In this instance, the buyer is fortunate that he has some access to the Number One. And this Number One wasted no time in demanding remedial actions be taken. He just can't tolerate sloppy work, much less subordinates or associates who sleep on the job!

I also know several Number Ones who suppressed their junior colleagues; who have very little engagement with team members; who lead their staff up the garden path only to be dumped at the end; who have no qualms about piling up debts and then abandoned company and staff.

Against this perspective, I caught the movie '300' and saw the potrayal of a Number One who leads by example, who gave his life for his country and people, who commands loyalty of his warriors to their last breadth. This Number One took 300 of the country's elite fighters to defend the country's honour, the life of his people and the nation's heritage.

That's Number One for you! It makes good storylines for movies. But in real life, we all know of Number Ones who terrorise the world, lead their countries to annihilation, lead with ears that refuse to hear and eyes to see, and feed their hearts with greed and make-belief!

Thursday, March 15, 2007

I'm back from AWOL!

IT'S been a revealing month in many ways. I stayed away from my blog and visited others. I read most of the pieces offered and found affinity in many of the postings and comments. The blogs offer a variety and diversity of views, and one need not agree with all of them.

I echoed some of the postings in a few blogs at teh tarik stalls when meeting friends and new acquaintances. Nothing like going down to the ground to assess actual feelings and opinions.

Somehow, I wasn't surprised that a fair number of individuals agreed with most of the postings. There were individuals whose comments were outright rude about the establishment, and didn't mince their words when speaking out.

In the one month of blog-silence, I gathered evidence of betrayal among friends; I learned of cheats who use connections to win recognition and cut deals; I met desperados who survive on glib tongues and other people's money; alas, I also met people in high places who claim that they have the divine right to determine the destiny of other mortals.

Friends betraying friends aren't new really. As do friends shunning friends. Today, certain bloggers have gained a reputation for speaking out, making them shunned by friends and buddies.

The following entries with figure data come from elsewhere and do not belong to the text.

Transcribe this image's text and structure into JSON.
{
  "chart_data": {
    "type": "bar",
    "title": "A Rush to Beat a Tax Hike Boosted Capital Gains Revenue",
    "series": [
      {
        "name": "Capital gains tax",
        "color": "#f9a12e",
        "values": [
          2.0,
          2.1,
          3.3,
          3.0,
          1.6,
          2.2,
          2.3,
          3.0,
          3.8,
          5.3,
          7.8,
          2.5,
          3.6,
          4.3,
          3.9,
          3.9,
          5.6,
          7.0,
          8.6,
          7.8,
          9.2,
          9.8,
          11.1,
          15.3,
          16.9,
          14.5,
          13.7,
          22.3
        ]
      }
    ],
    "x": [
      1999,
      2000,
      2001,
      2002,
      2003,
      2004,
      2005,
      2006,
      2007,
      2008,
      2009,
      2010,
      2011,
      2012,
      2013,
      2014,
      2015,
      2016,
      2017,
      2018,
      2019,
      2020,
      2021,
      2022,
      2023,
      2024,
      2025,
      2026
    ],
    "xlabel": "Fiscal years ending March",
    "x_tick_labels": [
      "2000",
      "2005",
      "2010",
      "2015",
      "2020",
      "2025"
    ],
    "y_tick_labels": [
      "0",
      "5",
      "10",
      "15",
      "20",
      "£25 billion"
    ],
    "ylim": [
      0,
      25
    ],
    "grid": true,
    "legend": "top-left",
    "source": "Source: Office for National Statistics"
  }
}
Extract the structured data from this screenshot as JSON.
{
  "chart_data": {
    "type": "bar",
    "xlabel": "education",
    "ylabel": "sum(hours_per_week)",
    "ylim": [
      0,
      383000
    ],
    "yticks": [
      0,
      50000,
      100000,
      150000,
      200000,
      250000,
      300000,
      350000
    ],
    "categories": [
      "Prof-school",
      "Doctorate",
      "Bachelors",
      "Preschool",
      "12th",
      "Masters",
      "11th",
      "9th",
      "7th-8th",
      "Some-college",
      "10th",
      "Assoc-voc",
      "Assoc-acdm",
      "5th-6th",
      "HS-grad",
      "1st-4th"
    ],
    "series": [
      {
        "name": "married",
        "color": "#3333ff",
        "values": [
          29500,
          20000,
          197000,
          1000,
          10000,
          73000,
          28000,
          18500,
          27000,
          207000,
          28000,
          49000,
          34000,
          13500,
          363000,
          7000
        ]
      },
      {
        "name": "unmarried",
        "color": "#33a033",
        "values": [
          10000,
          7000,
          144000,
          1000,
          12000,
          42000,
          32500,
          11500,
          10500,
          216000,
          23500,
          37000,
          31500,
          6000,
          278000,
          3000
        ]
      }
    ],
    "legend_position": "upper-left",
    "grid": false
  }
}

On the flip side, some of these bloggers have endeared themselves to certain sections of the people, turning them into spokesmen for the small men seeking redress.

My last posting was on feb 13. Between then and now, the blogs gained a lot more recognition, enough to attract general statements from those who potrays that they come from the highest of moral grounds. One, it seemed, has labelled bloggers as liars, forgetting that the likes of him would never ascend to high office if they had stayed the path of truth, and only the truth.

A friend kept reminding me that money, and only money, talks. No money, no talk - we all realise that. Sometimes, rather painfully. Another friend realised that to win Government contracts, one has to pay just to be considered. Imagine the price one has to pay to win one!

One reseacher for the establishment pronounced, sounding quite disillusioned: "The system have no room for small players. The system has been monopolised by the powerful, simple as that.."

Which is why small-time individuals like Zakaria groaned when it takes five months to get paid for a RM70,000 Government job; which also explained why some good businessmen are thinking of packing up and going abroad for good.

Today, being politically-correct is the single most important criteria for survival among many individuals regardless whether they are businessmen or civil servants. It has always been like this, a friend argued. But the degree today is far more comprehensive and pervasive.

Nevertheless, I must thank some commentators for their postings and apologise for not including them this time. I've been away for far too long and am glad to be back. I don't think I'll be AWOL from now onwards...Hehehe.